As a moderator, Gray had to review “approximately a thousand tickets per night”, looking at everything from pornography, to “content that had been reported as being threatening, hateful, bullying, or otherwise dangerous”, say court documents.

Gray is seeking damages from Facebook for work that saw him look at content that, according to his legal writ, included “a video in which a woman wearing an abaya is seen being stoned to death”, “a video in which persons, who appear to be migrants in Libya, are tortured with molten metal”, and “video footage of dogs being cooked alive”.

Speaking to The Guardian before the case was filed, Gray said: “You would wake up and you’re remembering the video of someone machine-gunning people in the Middle East somewhere, trying to think whether there was an Isis flag, and so whether it should be marked as terrorism-related or not.”

Leaked audio from a Facebook staff meeting in October featured Mark Zuckerberg describing reports about poor working conditions in the company’s moderation centres as “a little overdramatic”.

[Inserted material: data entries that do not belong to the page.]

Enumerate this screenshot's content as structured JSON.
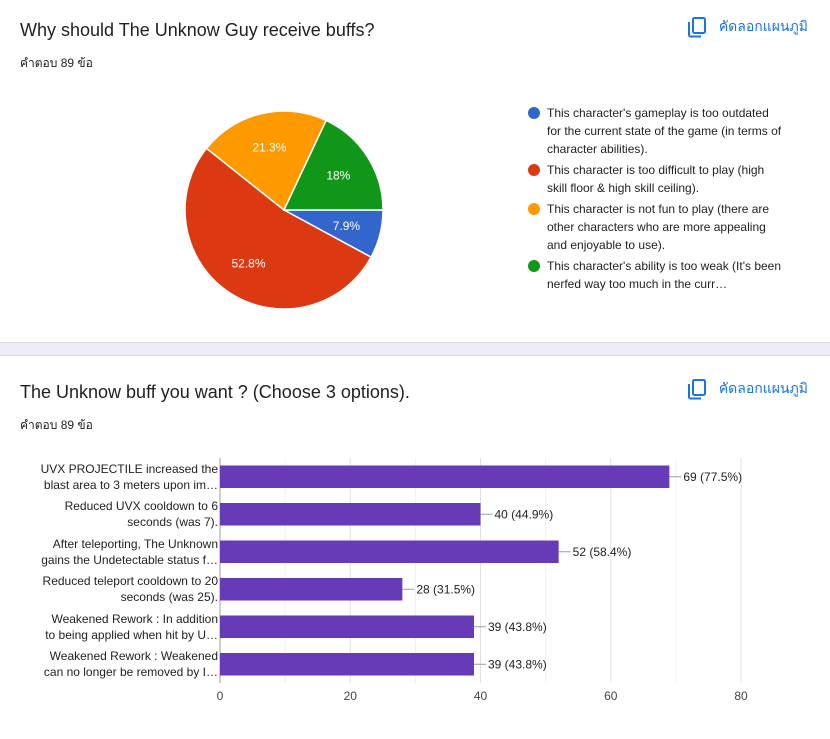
{
  "q1": {
    "title": "Why should The Unknow Guy receive buffs?",
    "count": "คำตอบ 89 ข้อ",
    "copy_label": "คัดลอกแผนภูมิ"
  },
  "q2": {
    "title": "The Unknow buff you want ? (Choose 3 options).",
    "count": "คำตอบ 89 ข้อ",
    "copy_label": "คัดลอกแผนภูมิ"
  },
  "icons": {
    "copy": "copy-icon"
  },
  "colors": {
    "accent": "#1a73e8",
    "divider": "#f0ebf8"
  },
  "chart_data": [
    {
      "type": "pie",
      "slices": [
        {
          "label": "This character's gameplay is too outdated for the current state of the game (in terms of character abilities).",
          "value": 7.9,
          "display": "7.9%",
          "color": "#3366cc"
        },
        {
          "label": "This character is too difficult to play (high skill floor & high skill ceiling).",
          "value": 52.8,
          "display": "52.8%",
          "color": "#dc3912"
        },
        {
          "label": "This character is not fun to play (there are other characters who are more appealing and enjoyable to use).",
          "value": 21.3,
          "display": "21.3%",
          "color": "#ff9900"
        },
        {
          "label": "This character's ability is too weak (It's been nerfed way too much in the curr…",
          "value": 18,
          "display": "18%",
          "color": "#109618"
        }
      ],
      "legend_position": "right"
    },
    {
      "type": "bar",
      "orientation": "horizontal",
      "categories": [
        "UVX PROJECTILE increased the\nblast area to 3 meters upon im…",
        "Reduced UVX cooldown to 6\nseconds (was 7).",
        "After teleporting, The Unknown\ngains the Undetectable status f…",
        "Reduced teleport cooldown to 20\nseconds (was 25).",
        "Weakened Rework : In addition\nto being applied when hit by U…",
        "Weakened Rework : Weakened\ncan no longer be removed by I…"
      ],
      "values": [
        69,
        40,
        52,
        28,
        39,
        39
      ],
      "value_labels": [
        "69 (77.5%)",
        "40 (44.9%)",
        "52 (58.4%)",
        "28 (31.5%)",
        "39 (43.8%)",
        "39 (43.8%)"
      ],
      "xlim": [
        0,
        80
      ],
      "xticks": [
        "0",
        "20",
        "40",
        "60",
        "80"
      ],
      "grid": true,
      "bar_color": "#673ab7"
    }
  ]
}
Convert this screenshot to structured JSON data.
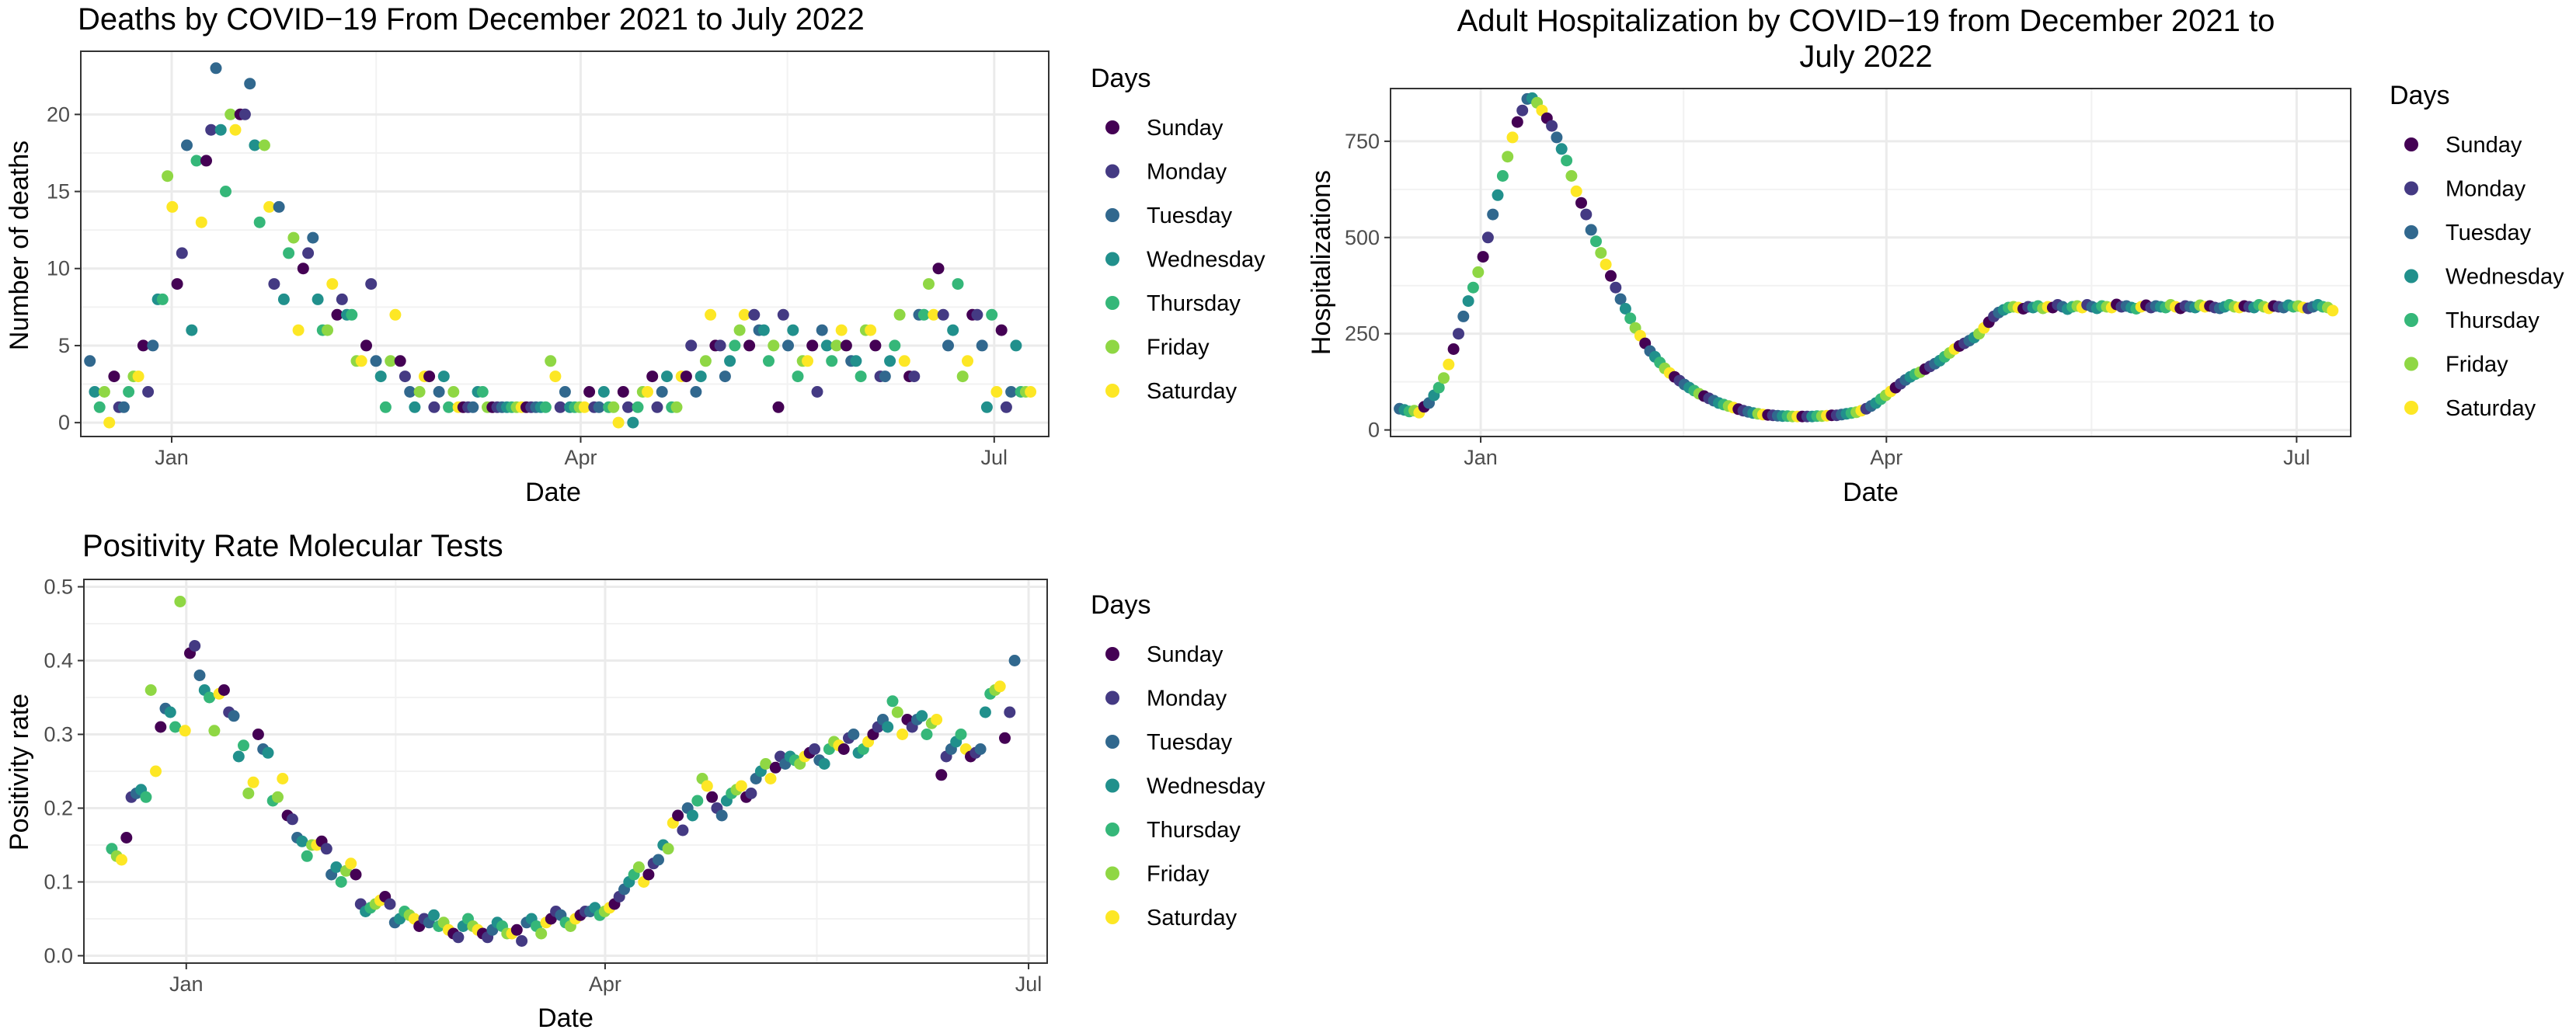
{
  "legend": {
    "title": "Days",
    "items": [
      {
        "label": "Sunday",
        "color": "#440154"
      },
      {
        "label": "Monday",
        "color": "#443A83"
      },
      {
        "label": "Tuesday",
        "color": "#31688E"
      },
      {
        "label": "Wednesday",
        "color": "#21908C"
      },
      {
        "label": "Thursday",
        "color": "#35B779"
      },
      {
        "label": "Friday",
        "color": "#8FD744"
      },
      {
        "label": "Saturday",
        "color": "#FDE725"
      }
    ]
  },
  "chart_data": [
    {
      "type": "scatter",
      "title": "Deaths by COVID−19 From December 2021 to July 2022",
      "title_lines": [
        "Deaths by COVID−19 From December 2021 to July 2022"
      ],
      "xlabel": "Date",
      "ylabel": "Number of deaths",
      "x_ticks": [
        {
          "date": "2022-01-01",
          "label": "Jan"
        },
        {
          "date": "2022-04-01",
          "label": "Apr"
        },
        {
          "date": "2022-07-01",
          "label": "Jul"
        }
      ],
      "x_range": [
        "2021-12-12",
        "2022-07-13"
      ],
      "y_ticks": [
        0,
        5,
        10,
        15,
        20
      ],
      "y_range": [
        -0.9,
        24.1
      ],
      "start_date": "2021-12-14",
      "end_date": "2022-07-09",
      "first_weekday_index": 2,
      "values": [
        4,
        2,
        1,
        2,
        0,
        3,
        1,
        1,
        2,
        3,
        3,
        5,
        2,
        5,
        8,
        8,
        16,
        14,
        9,
        11,
        18,
        6,
        17,
        13,
        17,
        19,
        23,
        19,
        15,
        20,
        19,
        20,
        20,
        22,
        18,
        13,
        18,
        14,
        9,
        14,
        8,
        11,
        12,
        6,
        10,
        11,
        12,
        8,
        6,
        6,
        9,
        7,
        8,
        7,
        7,
        4,
        4,
        5,
        9,
        4,
        3,
        1,
        4,
        7,
        4,
        3,
        2,
        1,
        2,
        3,
        3,
        1,
        2,
        3,
        1,
        2,
        1,
        1,
        1,
        1,
        2,
        2,
        1,
        1,
        1,
        1,
        1,
        1,
        1,
        1,
        1,
        1,
        1,
        1,
        1,
        4,
        3,
        1,
        2,
        1,
        1,
        1,
        1,
        2,
        1,
        1,
        2,
        1,
        1,
        0,
        2,
        1,
        0,
        1,
        2,
        2,
        3,
        1,
        2,
        3,
        1,
        1,
        3,
        3,
        5,
        2,
        3,
        4,
        7,
        5,
        5,
        3,
        4,
        5,
        6,
        7,
        5,
        7,
        6,
        6,
        4,
        5,
        1,
        7,
        5,
        6,
        3,
        4,
        4,
        5,
        2,
        6,
        5,
        4,
        5,
        6,
        5,
        4,
        4,
        3,
        6,
        6,
        5,
        3,
        3,
        4,
        5,
        7,
        4,
        3,
        3,
        7,
        7,
        9,
        7,
        10,
        7,
        5,
        6,
        9,
        3,
        4,
        7,
        7,
        5,
        1,
        7,
        2,
        6,
        1,
        2,
        5,
        2,
        2,
        2
      ]
    },
    {
      "type": "scatter",
      "title": "Adult Hospitalization by COVID−19 from December 2021 to July 2022",
      "title_lines": [
        "Adult Hospitalization by COVID−19 from December 2021 to",
        "July 2022"
      ],
      "xlabel": "Date",
      "ylabel": "Hospitalizations",
      "x_ticks": [
        {
          "date": "2022-01-01",
          "label": "Jan"
        },
        {
          "date": "2022-04-01",
          "label": "Apr"
        },
        {
          "date": "2022-07-01",
          "label": "Jul"
        }
      ],
      "x_range": [
        "2021-12-12",
        "2022-07-13"
      ],
      "y_ticks": [
        0,
        250,
        500,
        750
      ],
      "y_ticks_labels": [
        "0",
        "250",
        "500",
        "750"
      ],
      "y_range": [
        -17,
        887
      ],
      "start_date": "2021-12-14",
      "end_date": "2022-07-09",
      "first_weekday_index": 2,
      "values": [
        55,
        52,
        48,
        50,
        45,
        60,
        70,
        90,
        110,
        135,
        170,
        210,
        250,
        295,
        335,
        370,
        410,
        450,
        500,
        560,
        610,
        660,
        710,
        760,
        800,
        830,
        860,
        862,
        850,
        830,
        810,
        790,
        760,
        730,
        700,
        660,
        620,
        590,
        560,
        520,
        490,
        460,
        430,
        400,
        370,
        340,
        315,
        290,
        265,
        245,
        225,
        205,
        190,
        175,
        160,
        148,
        138,
        128,
        118,
        110,
        102,
        94,
        88,
        82,
        76,
        70,
        66,
        62,
        58,
        54,
        50,
        47,
        44,
        42,
        40,
        39,
        38,
        37,
        36,
        36,
        35,
        35,
        35,
        35,
        35,
        36,
        36,
        37,
        38,
        38,
        40,
        42,
        44,
        46,
        50,
        55,
        62,
        70,
        80,
        90,
        100,
        110,
        120,
        130,
        138,
        145,
        150,
        158,
        165,
        172,
        180,
        190,
        200,
        210,
        218,
        225,
        232,
        240,
        250,
        265,
        280,
        295,
        305,
        312,
        318,
        320,
        318,
        315,
        320,
        318,
        322,
        316,
        320,
        318,
        325,
        320,
        314,
        320,
        322,
        318,
        325,
        320,
        316,
        322,
        320,
        318,
        326,
        320,
        322,
        318,
        315,
        320,
        324,
        318,
        322,
        320,
        318,
        325,
        320,
        316,
        322,
        320,
        318,
        324,
        320,
        322,
        318,
        316,
        320,
        325,
        320,
        318,
        322,
        320,
        318,
        325,
        320,
        316,
        322,
        320,
        318,
        324,
        320,
        322,
        318,
        316,
        320,
        325,
        320,
        318,
        310
      ]
    },
    {
      "type": "scatter",
      "title": "Positivity Rate Molecular Tests",
      "title_lines": [
        "Positivity Rate Molecular Tests"
      ],
      "xlabel": "Date",
      "ylabel": "Positivity rate",
      "x_ticks": [
        {
          "date": "2022-01-01",
          "label": "Jan"
        },
        {
          "date": "2022-04-01",
          "label": "Apr"
        },
        {
          "date": "2022-07-01",
          "label": "Jul"
        }
      ],
      "x_range": [
        "2021-12-10",
        "2022-07-05"
      ],
      "y_ticks": [
        0,
        0.1,
        0.2,
        0.3,
        0.4,
        0.5
      ],
      "y_ticks_labels": [
        "0.0",
        "0.1",
        "0.2",
        "0.3",
        "0.4",
        "0.5"
      ],
      "y_range": [
        -0.01,
        0.51
      ],
      "start_date": "2021-12-16",
      "end_date": "2022-06-28",
      "first_weekday_index": 4,
      "values": [
        0.145,
        0.135,
        0.13,
        0.16,
        0.215,
        0.22,
        0.225,
        0.215,
        0.36,
        0.25,
        0.31,
        0.335,
        0.33,
        0.31,
        0.48,
        0.305,
        0.41,
        0.42,
        0.38,
        0.36,
        0.35,
        0.305,
        0.355,
        0.36,
        0.33,
        0.325,
        0.27,
        0.285,
        0.22,
        0.235,
        0.3,
        0.28,
        0.275,
        0.21,
        0.215,
        0.24,
        0.19,
        0.185,
        0.16,
        0.155,
        0.135,
        0.15,
        0.15,
        0.155,
        0.145,
        0.11,
        0.12,
        0.1,
        0.115,
        0.125,
        0.11,
        0.07,
        0.06,
        0.065,
        0.07,
        0.075,
        0.08,
        0.07,
        0.045,
        0.05,
        0.06,
        0.055,
        0.05,
        0.04,
        0.05,
        0.045,
        0.055,
        0.04,
        0.045,
        0.035,
        0.03,
        0.025,
        0.04,
        0.05,
        0.04,
        0.035,
        0.03,
        0.025,
        0.035,
        0.045,
        0.04,
        0.03,
        0.03,
        0.035,
        0.02,
        0.045,
        0.05,
        0.04,
        0.03,
        0.045,
        0.05,
        0.06,
        0.055,
        0.045,
        0.04,
        0.05,
        0.055,
        0.06,
        0.06,
        0.065,
        0.055,
        0.06,
        0.065,
        0.07,
        0.08,
        0.09,
        0.1,
        0.11,
        0.12,
        0.1,
        0.11,
        0.125,
        0.13,
        0.15,
        0.145,
        0.18,
        0.19,
        0.17,
        0.2,
        0.19,
        0.21,
        0.24,
        0.23,
        0.215,
        0.2,
        0.19,
        0.21,
        0.22,
        0.225,
        0.23,
        0.215,
        0.22,
        0.24,
        0.25,
        0.26,
        0.24,
        0.255,
        0.27,
        0.26,
        0.27,
        0.265,
        0.26,
        0.27,
        0.275,
        0.28,
        0.265,
        0.26,
        0.28,
        0.29,
        0.285,
        0.28,
        0.295,
        0.3,
        0.275,
        0.28,
        0.29,
        0.3,
        0.31,
        0.32,
        0.31,
        0.345,
        0.33,
        0.3,
        0.32,
        0.31,
        0.32,
        0.325,
        0.3,
        0.315,
        0.32,
        0.245,
        0.27,
        0.28,
        0.29,
        0.3,
        0.28,
        0.27,
        0.275,
        0.28,
        0.33,
        0.355,
        0.36,
        0.365,
        0.295,
        0.33,
        0.4
      ]
    }
  ]
}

The firm decided to invest more in policing online content following the suicide of 14-year-old Molly Russell in 2017. 

“The tragic death of Molly Russell made us really stop in our tracks as a company and acknowledge that there was an issue that we need to do more on,” Steve Hatch, the firm’s vice-president for northern Europe, told BBC Radio 4’s Today programme.

Of course, not all the new roles will involve moderating harmful content, and the company offers a host of enviable benefits for permanent employees.

Perks include free bike repair, gym membership, “baby cash” for new parents, free meals and snacks, on-site health and dental in the US, dry cleaning and even a valet car-parking service.

Any tips on landing one of the new jobs?

“The type of people we attract are really focused on solving big problems,” Janelle Gale, Facebook’s vice president of human resources, told US business news site CNBC.

Gale says the company is looking for skills over experience, and that candidates whose CVs aren’t a perfect fit for the job descriptions may still be in with a shot.

She advises potential employees to identify and be clear about their strengths and weaknesses.

“The most important thing is getting really clear on who you are and what you bring to the table, because we’re going to ask a lot about you as a person,” she says. “We want to place you in a job where you are really enjoying the work, versus just getting you into a job here that you may be good at but don’t enjoy.”

Facebook applicants are always asked to tell their interviewers what they were doing on their very best day at work, in order to get a sense of what they like doing most.

They should also be ready to demonstrate their ability to solve problems - or as Facebook puts it, to show they are a “builder”.

Most importantly, says Gale, be yourself. “I showed up exactly who I am. I was myself and that actually really matters here,” she told CNBC.